Diese Vorhaben schei­ter­ten immer wie­der – sowohl tech­nisch, finan­zi­ell als auch dra­ma­tur­gisch. Wobei natür­lich eine Rolle spielt, dass hier eigent­lich alles geschrie­ben sein muss. Und bei acht Verzweigungen mit je nur zwei Möglichkeiten gäbe es am Schluss 256 Stränge – ein unge­heu­rer Aufwand (selbst wenn man­che Stränge mehr­fach benützt wer­den könn­ten). Ausserdem wer­den Filme ja meist basie­rend auf einem «ele­va­tor pitch» finan­ziert: Wer sei­ne Story nicht im Lift zwi­schen Erdgeschoss und zwölf­tem Stock ver­kau­fen kann, kriegt kein Geld dafür – man ver­su­che das mit 200 unter­schied­li­chen Storys …

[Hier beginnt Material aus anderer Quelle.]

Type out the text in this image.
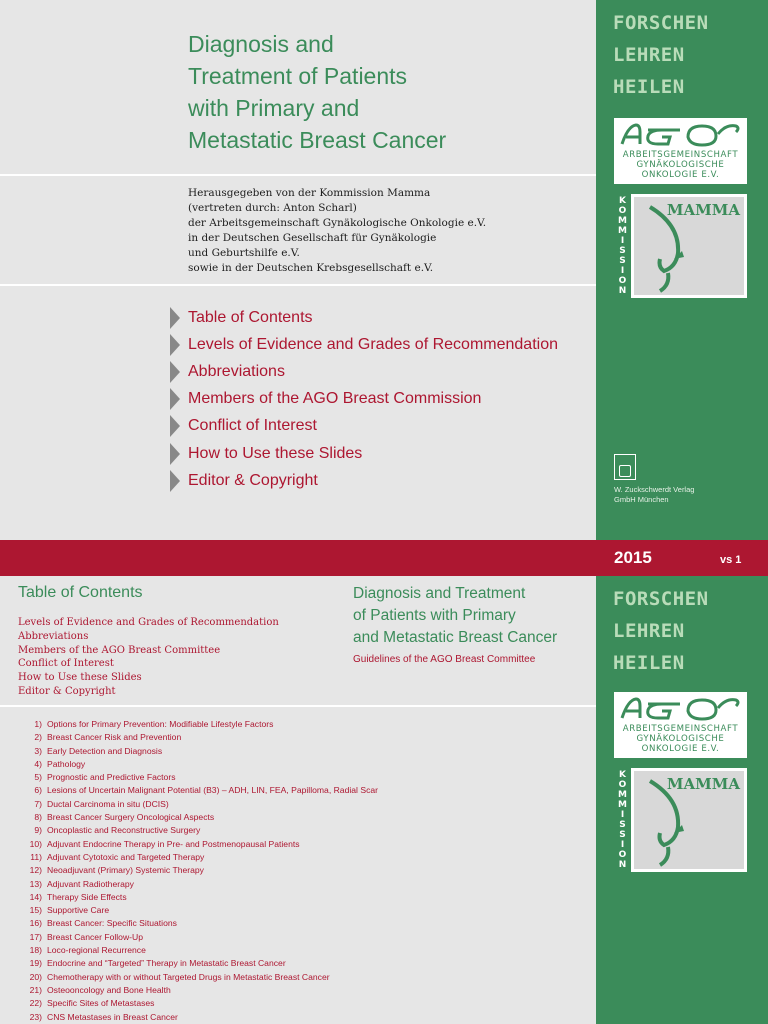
Diagnosis and
Treatment of Patients
with Primary and
Metastatic Breast Cancer
Herausgegeben von der Kommission Mamma
(vertreten durch: Anton Scharl)
der Arbeitsgemeinschaft Gynäkologische Onkologie e.V.
in der Deutschen Gesellschaft für Gynäkologie
und Geburtshilfe e.V.
sowie in der Deutschen Krebsgesellschaft e.V.
Table of Contents
Levels of Evidence and Grades of Recommendation
Abbreviations
Members of the AGO Breast Commission
Conflict of Interest
How to Use these Slides
Editor & Copyright
FORSCHEN
LEHREN
HEILEN
ARBEITSGEMEINSCHAFT
GYNÄKOLOGISCHE
ONKOLOGIE E.V.
K
O
M
M
I
S
S
I
O
N
MAMMA
W. Zuckschwerdt Verlag
GmbH München
2015	vs 1
Table of Contents
Levels of Evidence and Grades of Recommendation
Abbreviations
Members of the AGO Breast Committee
Conflict of Interest
How to Use these Slides
Editor & Copyright
Diagnosis and Treatment
of Patients with Primary
and Metastatic Breast Cancer
Guidelines of the AGO Breast Committee
1) Options for Primary Prevention: Modifiable Lifestyle Factors
2) Breast Cancer Risk and Prevention
3) Early Detection and Diagnosis
4) Pathology
5) Prognostic and Predictive Factors
6) Lesions of Uncertain Malignant Potential (B3) – ADH, LIN, FEA, Papilloma, Radial Scar
7) Ductal Carcinoma in situ (DCIS)
8) Breast Cancer Surgery Oncological Aspects
9) Oncoplastic and Reconstructive Surgery
10) Adjuvant Endocrine Therapy in Pre- and Postmenopausal Patients
11) Adjuvant Cytotoxic and Targeted Therapy
12) Neoadjuvant (Primary) Systemic Therapy
13) Adjuvant Radiotherapy
14) Therapy Side Effects
15) Supportive Care
16) Breast Cancer: Specific Situations
17) Breast Cancer Follow-Up
18) Loco-regional Recurrence
19) Endocrine and “Targeted” Therapy in Metastatic Breast Cancer
20) Chemotherapy with or without Targeted Drugs in Metastatic Breast Cancer
21) Osteooncology and Bone Health
22) Specific Sites of Metastases
23) CNS Metastases in Breast Cancer
FORSCHEN
LEHREN
HEILEN
ARBEITSGEMEINSCHAFT
GYNÄKOLOGISCHE
ONKOLOGIE E.V.
K
O
M
M
I
S
S
I
O
N
MAMMA
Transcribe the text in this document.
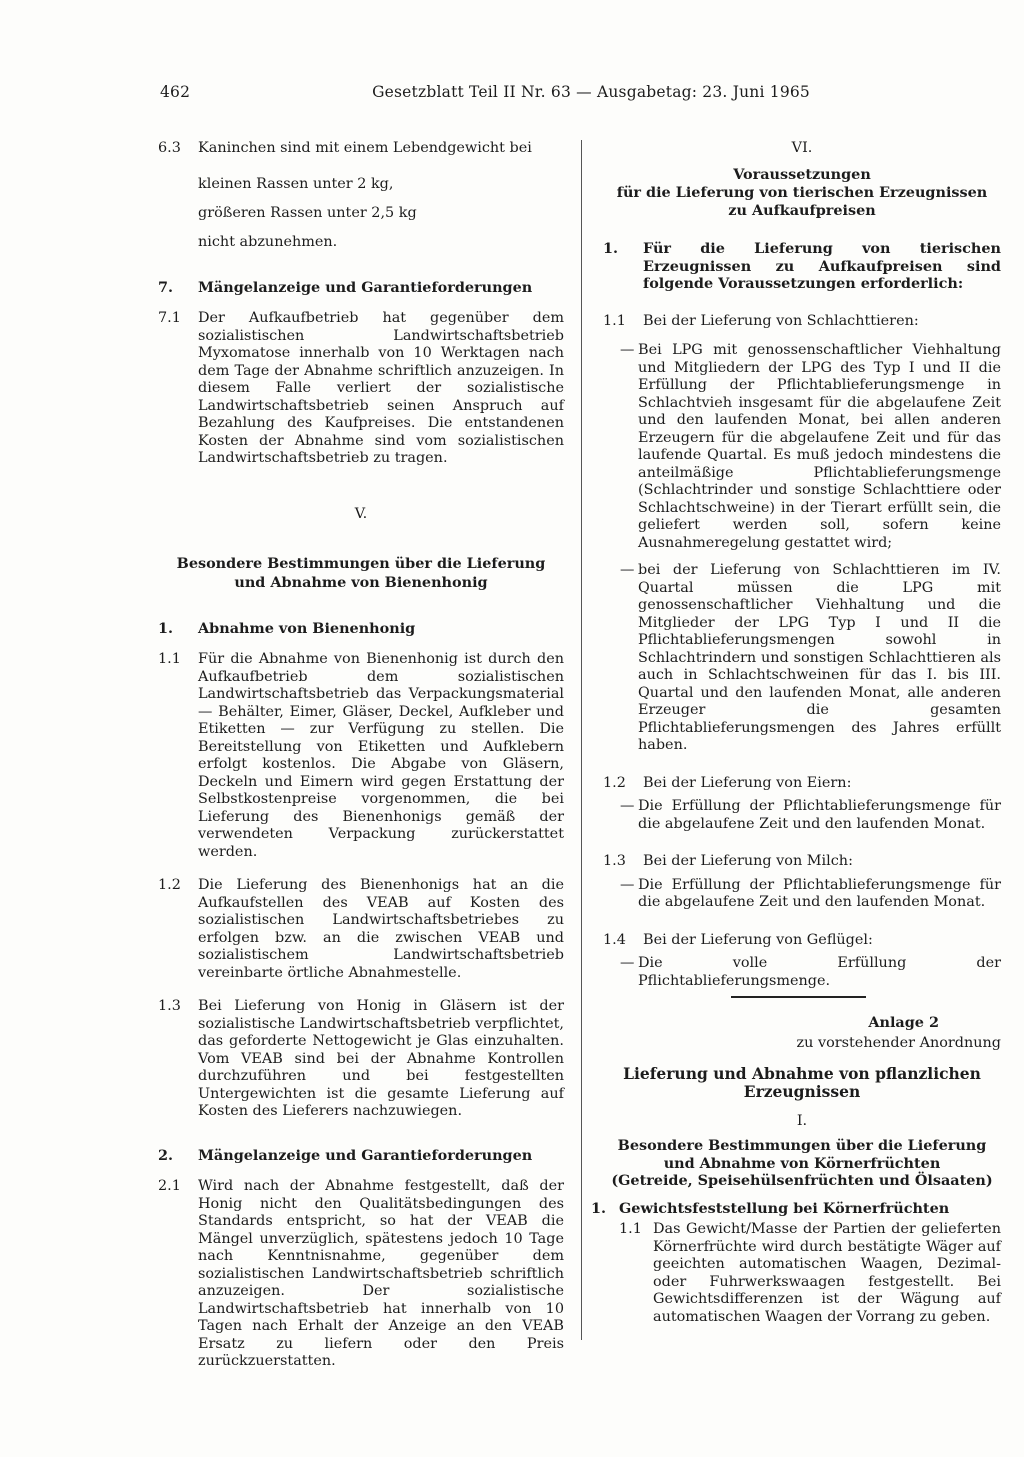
462	Gesetzblatt Teil II Nr. 63 — Ausgabetag: 23. Juni 1965
6.3	Kaninchen sind mit einem Lebendgewicht bei
kleinen Rassen unter 2 kg,
größeren Rassen unter 2,5 kg
nicht abzunehmen.
7.	Mängelanzeige und Garantieforderungen
7.1	Der Aufkaufbetrieb hat gegenüber dem sozialistischen Landwirtschaftsbetrieb Myxomatose innerhalb von 10 Werktagen nach dem Tage der Abnahme schriftlich anzuzeigen. In diesem Falle verliert der sozialistische Landwirtschaftsbetrieb seinen Anspruch auf Bezahlung des Kaufpreises. Die entstandenen Kosten der Abnahme sind vom sozialistischen Landwirtschaftsbetrieb zu tragen.
V.
Besondere Bestimmungen über die Lieferung
und Abnahme von Bienenhonig
1.	Abnahme von Bienenhonig
1.1	Für die Abnahme von Bienenhonig ist durch den Aufkaufbetrieb dem sozialistischen Landwirtschaftsbetrieb das Verpackungsmaterial — Behälter, Eimer, Gläser, Deckel, Aufkleber und Etiketten — zur Verfügung zu stellen. Die Bereitstellung von Etiketten und Aufklebern erfolgt kostenlos. Die Abgabe von Gläsern, Deckeln und Eimern wird gegen Erstattung der Selbstkostenpreise vorgenommen, die bei Lieferung des Bienenhonigs gemäß der verwendeten Verpackung zurückerstattet werden.
1.2	Die Lieferung des Bienenhonigs hat an die Aufkaufstellen des VEAB auf Kosten des sozialistischen Landwirtschaftsbetriebes zu erfolgen bzw. an die zwischen VEAB und sozialistischem Landwirtschaftsbetrieb vereinbarte örtliche Abnahmestelle.
1.3	Bei Lieferung von Honig in Gläsern ist der sozialistische Landwirtschaftsbetrieb verpflichtet, das geforderte Nettogewicht je Glas einzuhalten. Vom VEAB sind bei der Abnahme Kontrollen durchzuführen und bei festgestellten Untergewichten ist die gesamte Lieferung auf Kosten des Lieferers nachzuwiegen.
2.	Mängelanzeige und Garantieforderungen
2.1	Wird nach der Abnahme festgestellt, daß der Honig nicht den Qualitätsbedingungen des Standards entspricht, so hat der VEAB die Mängel unverzüglich, spätestens jedoch 10 Tage nach Kenntnisnahme, gegenüber dem sozialistischen Landwirtschaftsbetrieb schriftlich anzuzeigen. Der sozialistische Landwirtschaftsbetrieb hat innerhalb von 10 Tagen nach Erhalt der Anzeige an den VEAB Ersatz zu liefern oder den Preis zurückzuerstatten.
VI.
Voraussetzungen
für die Lieferung von tierischen Erzeugnissen
zu Aufkaufpreisen
1.	Für die Lieferung von tierischen Erzeugnissen zu Aufkaufpreisen sind folgende Voraussetzungen erforderlich:
1.1	Bei der Lieferung von Schlachttieren:
— Bei LPG mit genossenschaftlicher Viehhaltung und Mitgliedern der LPG des Typ I und II die Erfüllung der Pflichtablieferungsmenge in Schlachtvieh insgesamt für die abgelaufene Zeit und den laufenden Monat, bei allen anderen Erzeugern für die abgelaufene Zeit und für das laufende Quartal. Es muß jedoch mindestens die anteilmäßige Pflichtablieferungsmenge (Schlachtrinder und sonstige Schlachttiere oder Schlachtschweine) in der Tierart erfüllt sein, die geliefert werden soll, sofern keine Ausnahmeregelung gestattet wird;
— bei der Lieferung von Schlachttieren im IV. Quartal müssen die LPG mit genossenschaftlicher Viehhaltung und die Mitglieder der LPG Typ I und II die Pflichtablieferungsmengen sowohl in Schlachtrindern und sonstigen Schlachttieren als auch in Schlachtschweinen für das I. bis III. Quartal und den laufenden Monat, alle anderen Erzeuger die gesamten Pflichtablieferungsmengen des Jahres erfüllt haben.
1.2	Bei der Lieferung von Eiern:
— Die Erfüllung der Pflichtablieferungsmenge für die abgelaufene Zeit und den laufenden Monat.
1.3	Bei der Lieferung von Milch:
— Die Erfüllung der Pflichtablieferungsmenge für die abgelaufene Zeit und den laufenden Monat.
1.4	Bei der Lieferung von Geflügel:
— Die volle Erfüllung der Pflichtablieferungsmenge.
Anlage 2
zu vorstehender Anordnung
Lieferung und Abnahme von pflanzlichen
Erzeugnissen
I.
Besondere Bestimmungen über die Lieferung
und Abnahme von Körnerfrüchten
(Getreide, Speisehülsenfrüchten und Ölsaaten)
1. Gewichtsfeststellung bei Körnerfrüchten
1.1 Das Gewicht/Masse der Partien der gelieferten Körnerfrüchte wird durch bestätigte Wäger auf geeichten automatischen Waagen, Dezimal- oder Fuhrwerkswaagen festgestellt. Bei Gewichtsdifferenzen ist der Wägung auf automatischen Waagen der Vorrang zu geben.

Doch der Misserfolg die­ses Konzepts beim brei­ten Publikum liegt woan­ders begrün­det: Die Leute wol­len Geschichten erzählt bekom­men und selbst nur ihre Fantasie zum Ausmalen die­ser Geschichten benut­zen – Interaktion ist gar nicht gefragt. Man beden­ke ein­fach: Der Ursprung aller Bücher und Filme liegt in der Tradition der münd­li­chen Überlieferung, einer Form, die ja gera­de­zu nach Interaktion schrei­en wür­de, wäre dies das Bedürfnis des Publikums.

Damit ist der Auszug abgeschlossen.